Alles wat hij Nick via de robot had gezegd was volkomen waar; er was geen heil in een gevecht. Jammer genoeg was dat gevecht al begonnen. Zelfs al was Raeker in staat geweest goede raad te geven voor de verdediging van het dorp, dan was het nu te laat. Een mens kon de verdedigers niet eens meer van de aanvallers onderscheiden. Speren zeilden flitsend snel door de lucht — een lichte worp komt niet ver in een zwaartekrachtveld van 3G — en bijlen en messen schitterden in de vlammen.

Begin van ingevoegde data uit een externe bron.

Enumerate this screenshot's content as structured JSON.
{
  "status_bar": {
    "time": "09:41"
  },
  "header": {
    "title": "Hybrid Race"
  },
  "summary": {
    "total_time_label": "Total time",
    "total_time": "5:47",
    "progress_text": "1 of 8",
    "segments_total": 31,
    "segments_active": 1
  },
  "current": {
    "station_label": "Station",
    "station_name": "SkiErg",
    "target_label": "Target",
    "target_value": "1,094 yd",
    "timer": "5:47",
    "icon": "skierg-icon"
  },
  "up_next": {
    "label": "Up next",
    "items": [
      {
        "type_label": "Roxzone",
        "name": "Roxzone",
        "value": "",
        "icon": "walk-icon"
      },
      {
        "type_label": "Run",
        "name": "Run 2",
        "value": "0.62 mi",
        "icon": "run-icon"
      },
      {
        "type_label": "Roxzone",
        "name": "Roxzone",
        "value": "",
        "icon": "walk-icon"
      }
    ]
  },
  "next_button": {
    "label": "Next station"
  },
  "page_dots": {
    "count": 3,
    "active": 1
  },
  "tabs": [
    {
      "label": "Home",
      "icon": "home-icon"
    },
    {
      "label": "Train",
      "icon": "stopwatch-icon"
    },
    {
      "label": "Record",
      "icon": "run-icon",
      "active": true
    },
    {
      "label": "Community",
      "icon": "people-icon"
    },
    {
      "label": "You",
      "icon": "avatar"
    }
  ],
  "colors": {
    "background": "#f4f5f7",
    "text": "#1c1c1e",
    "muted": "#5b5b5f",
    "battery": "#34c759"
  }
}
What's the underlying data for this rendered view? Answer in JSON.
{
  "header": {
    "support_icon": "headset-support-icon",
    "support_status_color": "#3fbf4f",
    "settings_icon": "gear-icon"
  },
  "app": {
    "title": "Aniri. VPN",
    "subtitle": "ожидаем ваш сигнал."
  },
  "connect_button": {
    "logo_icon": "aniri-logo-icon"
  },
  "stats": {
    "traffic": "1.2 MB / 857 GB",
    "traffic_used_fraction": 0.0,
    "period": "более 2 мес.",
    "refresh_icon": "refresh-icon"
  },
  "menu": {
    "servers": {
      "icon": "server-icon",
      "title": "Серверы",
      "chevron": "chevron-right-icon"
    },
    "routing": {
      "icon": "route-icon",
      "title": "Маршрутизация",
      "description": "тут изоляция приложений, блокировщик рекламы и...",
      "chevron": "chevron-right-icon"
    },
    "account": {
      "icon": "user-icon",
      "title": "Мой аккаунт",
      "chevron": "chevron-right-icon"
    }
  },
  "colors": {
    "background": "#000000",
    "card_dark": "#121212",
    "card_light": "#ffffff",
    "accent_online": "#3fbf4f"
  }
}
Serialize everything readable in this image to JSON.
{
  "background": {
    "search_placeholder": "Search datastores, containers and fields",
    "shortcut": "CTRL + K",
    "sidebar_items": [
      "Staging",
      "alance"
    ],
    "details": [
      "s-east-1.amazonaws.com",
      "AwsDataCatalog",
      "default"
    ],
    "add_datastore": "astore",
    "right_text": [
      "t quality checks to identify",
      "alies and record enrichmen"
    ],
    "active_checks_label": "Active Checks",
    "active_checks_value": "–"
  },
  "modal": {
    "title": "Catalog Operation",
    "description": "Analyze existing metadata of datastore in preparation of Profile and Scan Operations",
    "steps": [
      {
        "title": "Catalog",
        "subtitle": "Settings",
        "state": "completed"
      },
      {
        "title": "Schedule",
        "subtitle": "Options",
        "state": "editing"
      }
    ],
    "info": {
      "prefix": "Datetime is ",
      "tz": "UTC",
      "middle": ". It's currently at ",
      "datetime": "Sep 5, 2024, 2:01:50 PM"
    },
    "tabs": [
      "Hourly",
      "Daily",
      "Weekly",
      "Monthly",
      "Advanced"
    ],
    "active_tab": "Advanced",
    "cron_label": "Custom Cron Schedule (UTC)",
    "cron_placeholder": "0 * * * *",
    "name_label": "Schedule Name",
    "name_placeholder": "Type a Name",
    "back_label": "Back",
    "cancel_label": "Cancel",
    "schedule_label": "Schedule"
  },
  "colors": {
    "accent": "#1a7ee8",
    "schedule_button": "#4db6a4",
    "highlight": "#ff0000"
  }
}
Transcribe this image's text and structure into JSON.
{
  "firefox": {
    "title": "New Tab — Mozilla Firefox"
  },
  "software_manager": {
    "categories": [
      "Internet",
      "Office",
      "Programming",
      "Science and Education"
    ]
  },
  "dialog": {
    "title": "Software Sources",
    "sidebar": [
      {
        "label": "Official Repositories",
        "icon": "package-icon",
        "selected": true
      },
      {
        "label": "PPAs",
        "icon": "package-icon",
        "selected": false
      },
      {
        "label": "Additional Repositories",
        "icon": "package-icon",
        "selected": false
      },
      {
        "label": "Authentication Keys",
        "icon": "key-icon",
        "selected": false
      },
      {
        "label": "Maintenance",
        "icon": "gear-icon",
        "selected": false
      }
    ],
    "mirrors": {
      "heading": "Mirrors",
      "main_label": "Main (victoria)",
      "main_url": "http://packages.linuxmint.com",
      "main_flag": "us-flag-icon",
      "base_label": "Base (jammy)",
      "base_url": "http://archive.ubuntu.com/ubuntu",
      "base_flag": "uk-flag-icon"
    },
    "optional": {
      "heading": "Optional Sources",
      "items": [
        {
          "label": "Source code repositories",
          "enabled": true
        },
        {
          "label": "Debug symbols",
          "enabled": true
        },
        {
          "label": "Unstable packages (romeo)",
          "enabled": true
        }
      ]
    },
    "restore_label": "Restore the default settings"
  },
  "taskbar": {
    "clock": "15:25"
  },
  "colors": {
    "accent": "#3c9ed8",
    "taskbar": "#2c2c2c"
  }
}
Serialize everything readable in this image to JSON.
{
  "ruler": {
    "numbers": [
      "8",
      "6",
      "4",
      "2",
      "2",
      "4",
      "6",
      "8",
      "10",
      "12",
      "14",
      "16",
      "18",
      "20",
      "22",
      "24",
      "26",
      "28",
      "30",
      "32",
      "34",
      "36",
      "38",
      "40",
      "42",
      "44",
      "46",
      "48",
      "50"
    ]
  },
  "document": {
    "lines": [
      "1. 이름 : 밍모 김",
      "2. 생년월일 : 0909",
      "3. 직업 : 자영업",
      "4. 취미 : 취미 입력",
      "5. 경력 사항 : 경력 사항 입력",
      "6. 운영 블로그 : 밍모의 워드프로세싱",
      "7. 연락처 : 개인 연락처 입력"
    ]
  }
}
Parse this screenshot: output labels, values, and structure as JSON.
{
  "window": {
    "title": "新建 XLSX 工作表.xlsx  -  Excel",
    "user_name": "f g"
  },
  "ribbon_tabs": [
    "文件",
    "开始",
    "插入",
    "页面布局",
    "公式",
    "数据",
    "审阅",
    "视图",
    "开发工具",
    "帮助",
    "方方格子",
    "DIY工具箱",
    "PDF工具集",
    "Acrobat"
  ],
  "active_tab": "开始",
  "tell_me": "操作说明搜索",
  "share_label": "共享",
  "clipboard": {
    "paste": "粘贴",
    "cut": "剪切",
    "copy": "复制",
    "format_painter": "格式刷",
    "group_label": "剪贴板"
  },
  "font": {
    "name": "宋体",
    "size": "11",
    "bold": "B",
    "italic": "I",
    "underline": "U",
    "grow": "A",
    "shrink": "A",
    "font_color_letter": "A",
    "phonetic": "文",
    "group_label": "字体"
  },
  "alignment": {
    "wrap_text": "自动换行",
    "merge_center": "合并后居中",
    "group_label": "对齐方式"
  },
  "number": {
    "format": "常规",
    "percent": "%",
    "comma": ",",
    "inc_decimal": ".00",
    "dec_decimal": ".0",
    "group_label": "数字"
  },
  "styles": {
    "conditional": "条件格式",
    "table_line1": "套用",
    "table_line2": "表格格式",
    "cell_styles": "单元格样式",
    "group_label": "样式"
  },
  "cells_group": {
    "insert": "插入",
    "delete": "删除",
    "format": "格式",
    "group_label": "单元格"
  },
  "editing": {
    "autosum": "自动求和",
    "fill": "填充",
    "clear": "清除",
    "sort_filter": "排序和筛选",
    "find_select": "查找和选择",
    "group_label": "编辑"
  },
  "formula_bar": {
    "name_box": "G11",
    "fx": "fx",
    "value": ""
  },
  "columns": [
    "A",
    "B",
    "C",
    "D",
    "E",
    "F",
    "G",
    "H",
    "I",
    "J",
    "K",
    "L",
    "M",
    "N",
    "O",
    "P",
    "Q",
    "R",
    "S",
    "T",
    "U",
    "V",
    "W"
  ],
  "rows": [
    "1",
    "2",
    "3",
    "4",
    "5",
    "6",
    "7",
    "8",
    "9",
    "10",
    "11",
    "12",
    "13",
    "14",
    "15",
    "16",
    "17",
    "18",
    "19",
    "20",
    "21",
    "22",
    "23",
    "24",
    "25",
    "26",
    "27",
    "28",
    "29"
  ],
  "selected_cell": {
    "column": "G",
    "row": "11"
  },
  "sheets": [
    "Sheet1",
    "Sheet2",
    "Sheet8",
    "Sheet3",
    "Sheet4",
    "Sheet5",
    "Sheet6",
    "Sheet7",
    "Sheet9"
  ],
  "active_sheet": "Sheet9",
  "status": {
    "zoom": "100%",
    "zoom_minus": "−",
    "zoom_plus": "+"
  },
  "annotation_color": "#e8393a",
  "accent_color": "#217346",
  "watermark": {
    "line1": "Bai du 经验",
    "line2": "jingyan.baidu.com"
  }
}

“Wel, het is een prachtig gezicht.” Dezelfde schelle stem die een minuut eerder de vraag stelde liet zich weer eens horen. “Die vuren daar beneden lijken wel helderder dan daglicht.” De onverschillige toon maakte Raeker woest, want hij stond lang niet onverschillig tegenover de nood van zijn vrienden. Toch kwam het niet doordat de spreker zo’n gewichtig personage was, dat hij niet eens zijn beheersing verloor of iets onbehoorlijks zei. Totaal onbedoeld had de toeschouwer hem iets ingegeven. Zijn vinger drukte op de microfoon-knop.

“Nick! Kun je me verstaan?”

“Jawel, Leraar.” In zijn stem bleek niets van de ontzaglijke inspanning die Nick leverde. Zijn stemorganen waren niet zo nauw verbonden met de ademhaling als bij een mens.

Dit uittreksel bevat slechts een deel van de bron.